The following table provided by Caniuse.com shows the level of browser support for this feature.

Vendor Prefixes

For maximum browser compatibility many web developers add browser-specific properties by using extensions such as -webkit- for Safari, Google Chrome, and Opera (newer versions), -ms- for Internet Explorer, -moz- for Firefox, -o- for older versions of Opera etc. As with any CSS property, if a browser doesn't support a proprietary extension, it will simply ignore it.

This practice is not recommended by the W3C, however in many cases, the only way you can test a property is to include the CSS extension that is compatible with your browser.
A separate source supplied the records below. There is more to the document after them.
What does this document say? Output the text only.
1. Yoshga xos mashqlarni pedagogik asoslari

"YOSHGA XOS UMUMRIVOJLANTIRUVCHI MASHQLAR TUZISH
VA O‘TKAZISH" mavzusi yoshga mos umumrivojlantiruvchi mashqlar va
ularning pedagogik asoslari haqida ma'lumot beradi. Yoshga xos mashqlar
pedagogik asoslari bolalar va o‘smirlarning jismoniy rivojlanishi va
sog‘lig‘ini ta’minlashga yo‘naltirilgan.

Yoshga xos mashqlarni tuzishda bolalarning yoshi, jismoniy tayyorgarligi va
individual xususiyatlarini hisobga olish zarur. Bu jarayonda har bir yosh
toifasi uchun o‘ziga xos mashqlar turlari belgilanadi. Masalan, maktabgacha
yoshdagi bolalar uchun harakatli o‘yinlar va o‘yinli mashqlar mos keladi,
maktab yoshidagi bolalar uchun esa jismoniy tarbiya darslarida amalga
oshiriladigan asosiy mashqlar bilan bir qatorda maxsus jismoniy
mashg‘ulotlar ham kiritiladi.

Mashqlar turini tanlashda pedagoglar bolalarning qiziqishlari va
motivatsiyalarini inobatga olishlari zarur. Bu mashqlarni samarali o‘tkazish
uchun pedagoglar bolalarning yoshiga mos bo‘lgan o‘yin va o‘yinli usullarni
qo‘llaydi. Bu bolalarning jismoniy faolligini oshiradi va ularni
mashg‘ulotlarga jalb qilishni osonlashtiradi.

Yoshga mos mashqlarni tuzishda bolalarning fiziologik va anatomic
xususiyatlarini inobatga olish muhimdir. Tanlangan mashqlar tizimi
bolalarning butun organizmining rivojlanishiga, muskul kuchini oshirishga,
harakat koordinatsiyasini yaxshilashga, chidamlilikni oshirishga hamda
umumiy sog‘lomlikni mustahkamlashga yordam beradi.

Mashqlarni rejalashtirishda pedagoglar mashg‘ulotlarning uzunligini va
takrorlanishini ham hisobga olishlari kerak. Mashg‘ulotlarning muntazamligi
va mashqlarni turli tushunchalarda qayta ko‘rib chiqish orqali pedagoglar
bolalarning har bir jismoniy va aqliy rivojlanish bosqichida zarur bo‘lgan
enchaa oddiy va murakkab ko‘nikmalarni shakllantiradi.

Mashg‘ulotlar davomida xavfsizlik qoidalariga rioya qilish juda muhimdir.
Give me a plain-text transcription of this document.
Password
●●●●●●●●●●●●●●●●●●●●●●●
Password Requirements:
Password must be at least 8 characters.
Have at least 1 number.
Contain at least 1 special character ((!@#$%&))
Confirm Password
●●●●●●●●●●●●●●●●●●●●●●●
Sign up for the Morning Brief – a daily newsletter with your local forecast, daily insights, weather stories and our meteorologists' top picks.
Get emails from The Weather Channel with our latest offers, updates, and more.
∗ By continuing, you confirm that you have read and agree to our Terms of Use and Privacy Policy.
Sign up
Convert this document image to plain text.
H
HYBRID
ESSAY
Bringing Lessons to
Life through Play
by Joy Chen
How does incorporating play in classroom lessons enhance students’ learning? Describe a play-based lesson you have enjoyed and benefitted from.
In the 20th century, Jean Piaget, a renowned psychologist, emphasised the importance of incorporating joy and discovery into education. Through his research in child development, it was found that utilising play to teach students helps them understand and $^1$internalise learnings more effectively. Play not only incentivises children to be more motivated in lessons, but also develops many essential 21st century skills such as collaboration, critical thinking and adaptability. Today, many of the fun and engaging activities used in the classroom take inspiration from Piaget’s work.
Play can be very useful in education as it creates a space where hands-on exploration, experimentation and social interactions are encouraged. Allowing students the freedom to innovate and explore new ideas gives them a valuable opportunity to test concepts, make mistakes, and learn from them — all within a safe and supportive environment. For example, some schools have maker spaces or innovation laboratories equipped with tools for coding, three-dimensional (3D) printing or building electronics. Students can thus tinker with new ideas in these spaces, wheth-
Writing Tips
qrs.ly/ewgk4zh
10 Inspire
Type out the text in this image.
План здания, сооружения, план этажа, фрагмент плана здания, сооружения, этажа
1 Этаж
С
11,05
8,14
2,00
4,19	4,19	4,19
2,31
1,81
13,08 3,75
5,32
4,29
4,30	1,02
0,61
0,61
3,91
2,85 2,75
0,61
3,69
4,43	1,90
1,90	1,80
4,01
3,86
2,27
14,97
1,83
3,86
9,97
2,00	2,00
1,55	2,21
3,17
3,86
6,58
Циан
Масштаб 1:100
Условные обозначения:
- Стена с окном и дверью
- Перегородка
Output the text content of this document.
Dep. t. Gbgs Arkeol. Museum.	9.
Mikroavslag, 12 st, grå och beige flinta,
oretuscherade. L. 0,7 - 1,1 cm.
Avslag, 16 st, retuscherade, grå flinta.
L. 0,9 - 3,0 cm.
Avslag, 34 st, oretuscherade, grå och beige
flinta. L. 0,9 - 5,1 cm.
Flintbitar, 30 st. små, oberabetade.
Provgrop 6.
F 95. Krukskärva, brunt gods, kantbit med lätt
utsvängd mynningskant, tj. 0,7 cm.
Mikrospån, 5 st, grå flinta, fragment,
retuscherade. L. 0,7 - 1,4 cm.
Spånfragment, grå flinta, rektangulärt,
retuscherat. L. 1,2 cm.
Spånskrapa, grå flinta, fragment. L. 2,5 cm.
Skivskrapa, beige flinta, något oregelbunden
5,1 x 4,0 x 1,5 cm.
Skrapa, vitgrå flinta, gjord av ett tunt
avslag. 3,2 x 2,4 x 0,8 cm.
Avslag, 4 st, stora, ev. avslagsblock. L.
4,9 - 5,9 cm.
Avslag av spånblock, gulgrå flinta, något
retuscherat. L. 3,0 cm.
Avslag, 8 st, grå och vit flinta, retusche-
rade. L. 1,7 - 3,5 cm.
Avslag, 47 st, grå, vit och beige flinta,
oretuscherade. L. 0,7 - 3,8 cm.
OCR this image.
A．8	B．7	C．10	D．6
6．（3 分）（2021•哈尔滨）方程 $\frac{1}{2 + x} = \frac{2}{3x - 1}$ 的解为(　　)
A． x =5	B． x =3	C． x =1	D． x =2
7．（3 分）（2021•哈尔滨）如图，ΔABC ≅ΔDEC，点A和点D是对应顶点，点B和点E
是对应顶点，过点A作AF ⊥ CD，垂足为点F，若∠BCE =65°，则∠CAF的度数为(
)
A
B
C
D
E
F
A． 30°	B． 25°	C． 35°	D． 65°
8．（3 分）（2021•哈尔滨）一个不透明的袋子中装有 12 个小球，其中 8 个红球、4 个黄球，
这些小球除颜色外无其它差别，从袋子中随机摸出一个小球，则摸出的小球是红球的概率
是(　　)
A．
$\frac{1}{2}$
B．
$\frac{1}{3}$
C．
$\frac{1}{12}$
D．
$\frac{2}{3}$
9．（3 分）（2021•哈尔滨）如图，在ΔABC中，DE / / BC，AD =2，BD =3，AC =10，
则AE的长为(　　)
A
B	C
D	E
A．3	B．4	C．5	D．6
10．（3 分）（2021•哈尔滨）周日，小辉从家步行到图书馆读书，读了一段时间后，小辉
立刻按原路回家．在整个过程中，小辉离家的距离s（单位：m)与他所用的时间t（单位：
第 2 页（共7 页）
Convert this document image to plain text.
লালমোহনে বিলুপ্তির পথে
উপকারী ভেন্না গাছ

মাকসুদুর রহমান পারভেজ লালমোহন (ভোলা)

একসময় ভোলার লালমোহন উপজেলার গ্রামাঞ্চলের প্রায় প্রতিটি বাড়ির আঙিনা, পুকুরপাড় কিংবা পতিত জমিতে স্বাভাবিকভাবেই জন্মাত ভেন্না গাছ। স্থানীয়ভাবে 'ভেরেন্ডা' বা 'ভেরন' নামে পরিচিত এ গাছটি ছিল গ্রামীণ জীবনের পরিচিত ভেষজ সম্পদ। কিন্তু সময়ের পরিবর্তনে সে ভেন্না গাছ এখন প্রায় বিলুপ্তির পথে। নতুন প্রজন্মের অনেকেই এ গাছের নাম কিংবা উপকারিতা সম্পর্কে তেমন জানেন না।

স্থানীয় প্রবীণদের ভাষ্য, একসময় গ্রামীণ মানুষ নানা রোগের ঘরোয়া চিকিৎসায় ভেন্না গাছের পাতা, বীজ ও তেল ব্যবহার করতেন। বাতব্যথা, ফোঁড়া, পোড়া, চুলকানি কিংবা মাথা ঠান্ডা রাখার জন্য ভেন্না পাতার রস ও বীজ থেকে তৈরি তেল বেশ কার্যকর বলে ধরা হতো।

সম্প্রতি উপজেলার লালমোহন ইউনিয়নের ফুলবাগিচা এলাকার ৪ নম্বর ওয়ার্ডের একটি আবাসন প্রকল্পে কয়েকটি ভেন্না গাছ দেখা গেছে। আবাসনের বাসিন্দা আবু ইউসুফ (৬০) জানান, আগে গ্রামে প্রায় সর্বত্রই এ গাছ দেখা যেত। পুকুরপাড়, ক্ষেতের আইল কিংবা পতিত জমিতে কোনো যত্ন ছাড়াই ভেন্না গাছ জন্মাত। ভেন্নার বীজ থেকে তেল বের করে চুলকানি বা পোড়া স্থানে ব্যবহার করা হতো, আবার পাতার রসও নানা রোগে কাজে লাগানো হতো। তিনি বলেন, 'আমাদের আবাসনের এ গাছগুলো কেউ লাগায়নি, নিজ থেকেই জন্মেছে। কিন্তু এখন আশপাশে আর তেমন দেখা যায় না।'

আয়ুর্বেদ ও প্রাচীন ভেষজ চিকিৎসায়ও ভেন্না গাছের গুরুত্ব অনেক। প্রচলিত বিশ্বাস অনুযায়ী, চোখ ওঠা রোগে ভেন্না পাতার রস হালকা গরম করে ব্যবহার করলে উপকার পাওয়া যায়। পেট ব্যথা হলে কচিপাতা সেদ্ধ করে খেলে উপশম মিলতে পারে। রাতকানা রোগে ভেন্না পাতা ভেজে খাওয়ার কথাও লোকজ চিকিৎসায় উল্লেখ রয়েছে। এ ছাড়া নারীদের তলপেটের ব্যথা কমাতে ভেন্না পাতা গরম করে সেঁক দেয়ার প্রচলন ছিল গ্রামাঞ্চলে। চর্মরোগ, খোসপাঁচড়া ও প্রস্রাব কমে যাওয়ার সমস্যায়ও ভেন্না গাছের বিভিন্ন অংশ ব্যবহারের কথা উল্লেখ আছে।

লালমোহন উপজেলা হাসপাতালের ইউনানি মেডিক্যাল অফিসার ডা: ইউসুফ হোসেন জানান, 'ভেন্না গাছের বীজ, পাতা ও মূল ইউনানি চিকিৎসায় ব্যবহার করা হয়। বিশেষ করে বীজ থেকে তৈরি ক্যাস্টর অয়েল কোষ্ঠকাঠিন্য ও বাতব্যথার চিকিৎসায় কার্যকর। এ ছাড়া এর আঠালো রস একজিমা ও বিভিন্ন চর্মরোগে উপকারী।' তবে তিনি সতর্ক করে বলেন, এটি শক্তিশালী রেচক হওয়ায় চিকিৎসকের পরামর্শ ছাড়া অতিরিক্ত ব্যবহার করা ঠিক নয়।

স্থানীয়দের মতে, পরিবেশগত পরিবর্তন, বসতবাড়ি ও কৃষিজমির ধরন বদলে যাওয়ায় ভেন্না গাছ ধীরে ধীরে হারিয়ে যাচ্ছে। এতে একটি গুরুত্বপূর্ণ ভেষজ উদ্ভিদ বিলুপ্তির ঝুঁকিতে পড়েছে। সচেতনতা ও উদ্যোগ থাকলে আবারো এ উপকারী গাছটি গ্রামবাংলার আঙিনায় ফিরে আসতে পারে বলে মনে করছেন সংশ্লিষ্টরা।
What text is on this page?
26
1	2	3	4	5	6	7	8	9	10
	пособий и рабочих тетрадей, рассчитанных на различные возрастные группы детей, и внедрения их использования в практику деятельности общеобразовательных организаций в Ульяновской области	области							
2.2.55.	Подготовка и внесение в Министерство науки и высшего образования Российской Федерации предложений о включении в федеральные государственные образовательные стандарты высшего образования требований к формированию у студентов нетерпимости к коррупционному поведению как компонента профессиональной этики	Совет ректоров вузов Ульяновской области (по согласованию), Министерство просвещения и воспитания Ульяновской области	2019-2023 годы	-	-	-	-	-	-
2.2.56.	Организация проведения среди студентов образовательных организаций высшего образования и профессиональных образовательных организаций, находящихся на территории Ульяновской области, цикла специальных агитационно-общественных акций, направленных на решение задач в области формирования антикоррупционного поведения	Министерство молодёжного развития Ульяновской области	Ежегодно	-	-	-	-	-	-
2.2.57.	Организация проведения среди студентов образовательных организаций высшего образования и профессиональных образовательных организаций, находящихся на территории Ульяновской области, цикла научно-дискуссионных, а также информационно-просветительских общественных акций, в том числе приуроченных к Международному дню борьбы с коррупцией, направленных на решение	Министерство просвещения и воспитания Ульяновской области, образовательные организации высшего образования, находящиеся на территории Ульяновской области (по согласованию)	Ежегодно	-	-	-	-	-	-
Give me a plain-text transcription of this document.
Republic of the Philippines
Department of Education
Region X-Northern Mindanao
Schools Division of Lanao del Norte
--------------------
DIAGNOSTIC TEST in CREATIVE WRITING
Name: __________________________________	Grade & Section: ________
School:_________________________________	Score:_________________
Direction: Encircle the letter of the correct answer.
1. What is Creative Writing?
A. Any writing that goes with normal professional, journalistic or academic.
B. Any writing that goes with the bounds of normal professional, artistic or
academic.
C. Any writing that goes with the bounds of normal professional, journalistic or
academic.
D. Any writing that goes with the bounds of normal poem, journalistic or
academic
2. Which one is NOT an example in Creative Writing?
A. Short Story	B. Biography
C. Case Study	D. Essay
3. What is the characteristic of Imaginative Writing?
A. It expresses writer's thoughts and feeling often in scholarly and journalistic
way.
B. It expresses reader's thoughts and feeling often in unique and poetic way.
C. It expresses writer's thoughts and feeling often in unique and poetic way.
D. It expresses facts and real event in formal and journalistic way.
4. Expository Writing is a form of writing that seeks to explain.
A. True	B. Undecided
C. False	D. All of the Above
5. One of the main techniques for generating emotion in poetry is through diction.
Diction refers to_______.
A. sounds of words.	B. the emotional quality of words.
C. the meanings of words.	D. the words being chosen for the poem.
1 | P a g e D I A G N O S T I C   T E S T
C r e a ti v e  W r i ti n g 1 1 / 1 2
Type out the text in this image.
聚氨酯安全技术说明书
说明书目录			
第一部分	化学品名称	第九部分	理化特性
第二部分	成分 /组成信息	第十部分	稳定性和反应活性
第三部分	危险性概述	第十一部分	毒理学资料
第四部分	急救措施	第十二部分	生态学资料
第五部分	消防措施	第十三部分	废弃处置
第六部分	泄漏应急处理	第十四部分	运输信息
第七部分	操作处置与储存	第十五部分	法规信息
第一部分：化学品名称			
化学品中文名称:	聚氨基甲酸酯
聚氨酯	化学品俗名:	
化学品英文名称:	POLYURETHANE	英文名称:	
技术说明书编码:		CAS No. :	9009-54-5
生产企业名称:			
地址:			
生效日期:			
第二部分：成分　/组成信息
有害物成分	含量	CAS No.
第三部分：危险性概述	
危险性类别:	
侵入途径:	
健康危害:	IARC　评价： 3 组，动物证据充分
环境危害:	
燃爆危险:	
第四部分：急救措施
The major browser manufacturers generally strive to adhere to the W3C specifications, and when they support a non-prefixed property, they typically remove the prefixed version. Also, W3C advises vendors to remove their prefixes for properties that reach Candidate Recommendation status.

Many developers use Autoprefixer, which is a postprocessor for CSS. Autoprefixer automatically adds vendor prefixes to your CSS so that you don't need to. It also removes old, unnecessary prefixes from your CSS.

You can also use Autoprefixer with preprocessors such as Less and Sass.